2) Jacques de Monstreul fit un tombeau de Desportes insėrė dans l'édition Michiels page 527. Il était à cette époque attaché au cardinal de Joyeuse.

(3) Cui nomen nova villa et regia sanxit!

(4, Le sieur de Fresnes avait déjà été sous Henri III un grand personnage, il grandit encore sous Henri IV, devint président au mortier (1590) secrétaire d'Etat et conseiller du roi. En cette qualité il fut nommé chef du conseil de César de Vendôme, d'Alexandre et d'Henriette enfants légitimės, et sous-intendant de leurs affaires. Il mourut en 1611.

Le Paschal ou Pasquali qui l'accompagne (1547-1625) était né à Coni. Henri III l'envoya en 1576 réclamer en Pologne les meubles qu'il avait laissés. L'habileté avec laquelle il remplit cette mission lui en fit confier d'autres. En 1589 il obtint à Henri IV des secours d'Elisabeth. Nommé avocat général au Parlement de Rouen (1592) puis conseiller d'Etat, il contribua à la pacification du Languedoc, de la Provence, du Dauphinė. On l'envoya en 1604 à titre d'ambassadeur auprès des Ligues Grises. Il y resta jusqu'en 1614.

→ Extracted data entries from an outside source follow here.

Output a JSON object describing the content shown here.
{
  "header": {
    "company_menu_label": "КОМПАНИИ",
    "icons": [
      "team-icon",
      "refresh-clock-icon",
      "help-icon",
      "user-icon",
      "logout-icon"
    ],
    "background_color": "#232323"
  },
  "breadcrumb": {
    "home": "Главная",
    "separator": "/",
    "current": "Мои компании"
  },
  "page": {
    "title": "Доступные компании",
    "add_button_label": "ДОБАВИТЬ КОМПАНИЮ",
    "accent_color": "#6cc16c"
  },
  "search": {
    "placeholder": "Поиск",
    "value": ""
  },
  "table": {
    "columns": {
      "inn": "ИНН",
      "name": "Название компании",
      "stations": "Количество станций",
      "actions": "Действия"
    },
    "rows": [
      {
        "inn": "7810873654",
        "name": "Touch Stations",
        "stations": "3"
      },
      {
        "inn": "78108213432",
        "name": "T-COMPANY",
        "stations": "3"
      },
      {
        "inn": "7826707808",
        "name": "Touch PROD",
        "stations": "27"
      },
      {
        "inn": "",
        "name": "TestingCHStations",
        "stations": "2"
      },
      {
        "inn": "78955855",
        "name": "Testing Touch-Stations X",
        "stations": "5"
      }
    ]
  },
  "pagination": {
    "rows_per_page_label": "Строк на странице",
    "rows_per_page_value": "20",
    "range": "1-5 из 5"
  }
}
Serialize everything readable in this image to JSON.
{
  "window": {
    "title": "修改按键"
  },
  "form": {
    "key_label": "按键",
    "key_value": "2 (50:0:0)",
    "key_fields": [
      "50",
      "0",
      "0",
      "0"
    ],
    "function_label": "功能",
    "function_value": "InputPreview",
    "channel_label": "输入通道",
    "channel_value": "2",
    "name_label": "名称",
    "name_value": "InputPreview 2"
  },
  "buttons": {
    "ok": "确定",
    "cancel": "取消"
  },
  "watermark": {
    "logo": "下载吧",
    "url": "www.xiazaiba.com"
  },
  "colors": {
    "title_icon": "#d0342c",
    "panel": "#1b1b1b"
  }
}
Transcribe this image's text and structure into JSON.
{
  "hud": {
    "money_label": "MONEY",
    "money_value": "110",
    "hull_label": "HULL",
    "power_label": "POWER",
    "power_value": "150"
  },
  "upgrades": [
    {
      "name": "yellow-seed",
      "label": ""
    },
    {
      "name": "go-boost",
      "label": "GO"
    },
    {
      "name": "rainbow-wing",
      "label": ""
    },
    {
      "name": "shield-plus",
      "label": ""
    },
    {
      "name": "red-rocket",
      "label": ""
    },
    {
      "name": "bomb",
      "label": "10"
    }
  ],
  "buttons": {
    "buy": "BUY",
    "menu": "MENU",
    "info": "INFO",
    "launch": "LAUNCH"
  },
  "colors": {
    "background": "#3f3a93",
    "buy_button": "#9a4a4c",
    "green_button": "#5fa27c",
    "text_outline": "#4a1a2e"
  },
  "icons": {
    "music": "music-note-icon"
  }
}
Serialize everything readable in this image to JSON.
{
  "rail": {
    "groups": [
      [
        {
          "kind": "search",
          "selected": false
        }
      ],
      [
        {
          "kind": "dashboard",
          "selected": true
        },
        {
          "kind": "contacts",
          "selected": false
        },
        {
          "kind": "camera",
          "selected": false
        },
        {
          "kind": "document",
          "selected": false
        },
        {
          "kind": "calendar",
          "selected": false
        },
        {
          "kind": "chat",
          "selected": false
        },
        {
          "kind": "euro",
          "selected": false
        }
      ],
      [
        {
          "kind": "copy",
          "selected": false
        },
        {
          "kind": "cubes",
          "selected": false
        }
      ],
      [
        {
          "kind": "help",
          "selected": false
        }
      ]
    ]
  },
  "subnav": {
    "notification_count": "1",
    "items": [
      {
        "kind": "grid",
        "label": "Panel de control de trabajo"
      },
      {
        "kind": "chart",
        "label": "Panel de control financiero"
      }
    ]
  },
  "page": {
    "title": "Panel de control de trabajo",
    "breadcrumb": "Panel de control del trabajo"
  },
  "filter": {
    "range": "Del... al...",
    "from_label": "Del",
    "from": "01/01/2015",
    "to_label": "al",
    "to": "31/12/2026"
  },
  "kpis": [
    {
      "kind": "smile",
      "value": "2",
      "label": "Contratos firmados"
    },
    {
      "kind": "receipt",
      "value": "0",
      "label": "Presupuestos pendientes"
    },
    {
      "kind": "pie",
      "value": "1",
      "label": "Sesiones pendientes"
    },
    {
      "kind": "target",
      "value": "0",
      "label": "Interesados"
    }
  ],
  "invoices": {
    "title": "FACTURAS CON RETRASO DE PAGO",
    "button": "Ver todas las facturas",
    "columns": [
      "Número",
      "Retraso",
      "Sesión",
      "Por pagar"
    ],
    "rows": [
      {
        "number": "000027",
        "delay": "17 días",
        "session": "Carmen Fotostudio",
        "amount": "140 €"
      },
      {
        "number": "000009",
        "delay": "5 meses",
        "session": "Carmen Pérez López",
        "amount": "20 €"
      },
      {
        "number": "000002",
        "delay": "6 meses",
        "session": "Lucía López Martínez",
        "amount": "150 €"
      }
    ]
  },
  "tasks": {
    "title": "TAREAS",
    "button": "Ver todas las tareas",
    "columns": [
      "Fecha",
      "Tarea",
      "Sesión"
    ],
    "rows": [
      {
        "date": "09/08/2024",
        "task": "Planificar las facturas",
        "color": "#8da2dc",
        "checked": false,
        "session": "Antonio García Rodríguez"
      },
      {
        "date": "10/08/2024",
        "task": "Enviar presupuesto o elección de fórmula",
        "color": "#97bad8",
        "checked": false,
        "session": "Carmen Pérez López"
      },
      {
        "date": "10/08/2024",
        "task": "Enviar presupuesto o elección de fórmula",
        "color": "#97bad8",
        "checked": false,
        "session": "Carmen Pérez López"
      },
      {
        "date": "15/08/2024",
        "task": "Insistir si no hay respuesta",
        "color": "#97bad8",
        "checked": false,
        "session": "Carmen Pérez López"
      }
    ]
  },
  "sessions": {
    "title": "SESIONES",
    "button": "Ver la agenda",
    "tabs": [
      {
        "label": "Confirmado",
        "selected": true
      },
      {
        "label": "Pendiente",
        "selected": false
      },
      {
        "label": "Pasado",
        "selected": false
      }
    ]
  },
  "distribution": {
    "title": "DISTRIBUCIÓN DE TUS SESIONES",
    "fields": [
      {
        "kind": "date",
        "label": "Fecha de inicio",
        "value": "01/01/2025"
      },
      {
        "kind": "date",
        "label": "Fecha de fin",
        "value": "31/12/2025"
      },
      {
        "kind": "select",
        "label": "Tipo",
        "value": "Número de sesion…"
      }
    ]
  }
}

La liste de ses ouvrages a été faite dans l'Histoire ecclésiastique d'Abbeville du P. Ignace Joseph. (Cf. Niceron, t. XVII. 239). L'un de ces traités lui occasionna une querelle avec Hotman, c'est le Legatus (Rouen, 1598 et Paris, 1613, in-4).

(5) Il y a eu deux Thumery, mais il s'agit ici probablement de Jean Robert, reçu conseiller le 12 août 1605 et non de Charles qui ne fut reçu que le 9 décembre 1609 (V. Blanchard, Cat. à la suite de Présidents au mortier, 1647, page 114 et 116 et Lettres des Peiresc à Dupuy, 1, 378). (6) C'est le célèbre président et ambassadeur (1510-1622).

(7) Seigneur d'Ermenonville, serviteur dévoué d'Henri IV, le même qui afin de pouvoir repartir en campagne se fait couper la jambe qui le rendait impotent. Le traité auquel Rapin fait ici allusion fut conclu avec les Ligues Grises par de Vic, envoyé en ambassade extraordinaire.